Link Prediction Benchmarks

Updated 9 May 2026

Link prediction benchmarks are systematically constructed datasets with clear protocols for graph splits, negative sampling, and evaluation, enabling rigorous comparisons.
They highlight key pitfalls such as suboptimal baseline tuning, inconsistent data splits, and unrealistic negative sampling that skew performance metrics.
Recent advances introduce personalized, heuristic-informed approaches like HeaRT and domain-specific benchmarks to improve robustness and real-world relevance.

Link prediction benchmarks are systematically constructed datasets and evaluative protocols enabling rigorous, reproducible, and meaningful comparison of link prediction algorithms across network types, modalities, and tasks. A high-quality benchmark defines clear protocols for graph splitting, negative sampling, metric reporting, and baseline tuning, and exposes the subtleties—structural, statistical, and algorithmic—that influence model rankings and real-world generalization. Recent research highlights the need for unified standards, challenging negative sampling protocols, domain-specific benchmarks, and open evaluation practices in order to advance methodologically robust link prediction research.

1. Fundamental Principles and Pitfalls in Link Prediction Benchmarking

Link prediction benchmarking hinges on rigorous comparison between models, requiring strict control of experimental variables.

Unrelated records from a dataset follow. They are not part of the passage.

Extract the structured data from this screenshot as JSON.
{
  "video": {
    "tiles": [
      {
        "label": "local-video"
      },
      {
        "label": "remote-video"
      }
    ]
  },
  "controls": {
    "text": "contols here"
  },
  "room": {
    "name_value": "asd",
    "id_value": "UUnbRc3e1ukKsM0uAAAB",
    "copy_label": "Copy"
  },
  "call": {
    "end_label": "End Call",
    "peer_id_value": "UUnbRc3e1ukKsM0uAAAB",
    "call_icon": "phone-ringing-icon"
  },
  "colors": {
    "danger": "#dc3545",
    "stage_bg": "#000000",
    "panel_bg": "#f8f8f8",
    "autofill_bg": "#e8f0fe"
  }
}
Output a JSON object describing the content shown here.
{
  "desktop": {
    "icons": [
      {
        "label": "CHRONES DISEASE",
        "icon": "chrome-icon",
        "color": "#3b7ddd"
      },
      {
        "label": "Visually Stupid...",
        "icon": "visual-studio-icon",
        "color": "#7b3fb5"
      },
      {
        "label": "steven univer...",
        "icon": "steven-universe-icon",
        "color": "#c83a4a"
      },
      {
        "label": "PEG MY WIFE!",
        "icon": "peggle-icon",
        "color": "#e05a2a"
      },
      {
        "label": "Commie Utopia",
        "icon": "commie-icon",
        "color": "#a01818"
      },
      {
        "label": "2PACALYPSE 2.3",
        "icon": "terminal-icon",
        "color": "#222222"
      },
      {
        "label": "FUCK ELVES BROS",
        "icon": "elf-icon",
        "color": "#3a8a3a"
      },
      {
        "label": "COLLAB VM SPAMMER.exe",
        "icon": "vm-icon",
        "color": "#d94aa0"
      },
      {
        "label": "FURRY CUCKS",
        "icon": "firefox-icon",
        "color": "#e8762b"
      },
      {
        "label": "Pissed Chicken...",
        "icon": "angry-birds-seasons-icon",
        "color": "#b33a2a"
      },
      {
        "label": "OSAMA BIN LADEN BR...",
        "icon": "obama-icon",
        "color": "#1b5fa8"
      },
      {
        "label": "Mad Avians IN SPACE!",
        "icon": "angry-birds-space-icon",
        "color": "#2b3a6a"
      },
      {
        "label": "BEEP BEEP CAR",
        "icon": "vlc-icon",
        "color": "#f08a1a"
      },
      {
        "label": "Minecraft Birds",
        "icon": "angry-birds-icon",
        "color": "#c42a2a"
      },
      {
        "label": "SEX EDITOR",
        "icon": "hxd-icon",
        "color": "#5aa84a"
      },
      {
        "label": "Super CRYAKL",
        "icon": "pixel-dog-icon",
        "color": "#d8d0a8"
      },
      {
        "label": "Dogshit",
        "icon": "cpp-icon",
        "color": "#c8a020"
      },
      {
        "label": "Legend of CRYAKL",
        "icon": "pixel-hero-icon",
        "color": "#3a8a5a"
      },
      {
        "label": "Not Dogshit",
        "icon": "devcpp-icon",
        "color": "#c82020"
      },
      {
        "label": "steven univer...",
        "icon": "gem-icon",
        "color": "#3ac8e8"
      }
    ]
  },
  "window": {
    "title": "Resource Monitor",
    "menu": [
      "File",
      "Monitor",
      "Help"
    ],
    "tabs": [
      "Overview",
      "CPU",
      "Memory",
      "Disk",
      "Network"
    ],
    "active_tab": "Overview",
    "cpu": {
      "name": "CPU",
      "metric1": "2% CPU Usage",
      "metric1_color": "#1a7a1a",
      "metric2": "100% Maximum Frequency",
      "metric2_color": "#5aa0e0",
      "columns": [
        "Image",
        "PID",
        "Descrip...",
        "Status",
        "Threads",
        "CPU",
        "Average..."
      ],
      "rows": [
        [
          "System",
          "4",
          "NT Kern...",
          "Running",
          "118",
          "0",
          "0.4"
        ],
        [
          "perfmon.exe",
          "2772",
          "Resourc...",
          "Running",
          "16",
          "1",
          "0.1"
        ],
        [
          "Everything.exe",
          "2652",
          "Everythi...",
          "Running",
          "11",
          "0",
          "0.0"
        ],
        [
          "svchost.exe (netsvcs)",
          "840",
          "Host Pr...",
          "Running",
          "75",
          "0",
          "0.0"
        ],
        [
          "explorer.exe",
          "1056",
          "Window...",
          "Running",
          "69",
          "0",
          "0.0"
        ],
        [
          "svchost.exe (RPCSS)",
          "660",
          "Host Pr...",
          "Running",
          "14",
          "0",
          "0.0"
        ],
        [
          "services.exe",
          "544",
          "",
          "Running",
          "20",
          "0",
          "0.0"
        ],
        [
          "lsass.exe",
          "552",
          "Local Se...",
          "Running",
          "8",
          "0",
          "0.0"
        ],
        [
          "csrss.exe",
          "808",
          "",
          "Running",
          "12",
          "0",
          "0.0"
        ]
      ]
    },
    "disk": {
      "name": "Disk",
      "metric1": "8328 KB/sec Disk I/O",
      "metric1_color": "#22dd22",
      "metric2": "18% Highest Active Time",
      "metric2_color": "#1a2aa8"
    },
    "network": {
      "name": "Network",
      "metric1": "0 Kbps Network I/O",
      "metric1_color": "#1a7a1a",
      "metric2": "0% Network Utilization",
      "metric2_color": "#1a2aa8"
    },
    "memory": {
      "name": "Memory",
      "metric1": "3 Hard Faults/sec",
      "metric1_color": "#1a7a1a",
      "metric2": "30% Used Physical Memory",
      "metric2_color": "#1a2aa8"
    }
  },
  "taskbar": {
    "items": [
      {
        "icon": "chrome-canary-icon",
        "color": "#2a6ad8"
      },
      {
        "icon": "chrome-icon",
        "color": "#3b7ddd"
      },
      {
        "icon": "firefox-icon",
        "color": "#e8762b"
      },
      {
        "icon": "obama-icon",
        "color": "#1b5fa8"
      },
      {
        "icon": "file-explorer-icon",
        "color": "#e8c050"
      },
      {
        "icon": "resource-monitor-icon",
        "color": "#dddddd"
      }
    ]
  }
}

Historical practice has suffered from three key pitfalls:

Suboptimal Baseline Tuning: Many “classical” methods (e.g., GCN, GAE) have been reported with sub-par performance due to inconsistent or inadequate hyperparameter search. When baselines are retuned in a unified grid, they often match or outperform newer, more complex methods (e.g., SAGE, Neo-GNN improving by up to 8–9 points in Hits@K on ogbl-collab) (Li et al., 2023).
Inconsistent Data Splits and Evaluation Metrics: Variations in splitting schemes (e.g., 85/5/10% vs. 70/10/20% train/val/test for Cora/Citeseer), non-standard inclusion/exclusion of validation edges (e.g., ogbl-collab), and nonuniform use of metrics (AUC, MRR, Hits@K) make cross-paper comparisons unreliable (Li et al., 2023).
Unrealistic Negative Sampling: Evaluations typically draw easy, global negative edges—randomly sampled, mostly with common-neighbors count zero—a scenario not representative of realistic recommendation or completion queries. Heuristic baselines (e.g., Common Neighbors) then appear artificially strong (Li et al., 2023).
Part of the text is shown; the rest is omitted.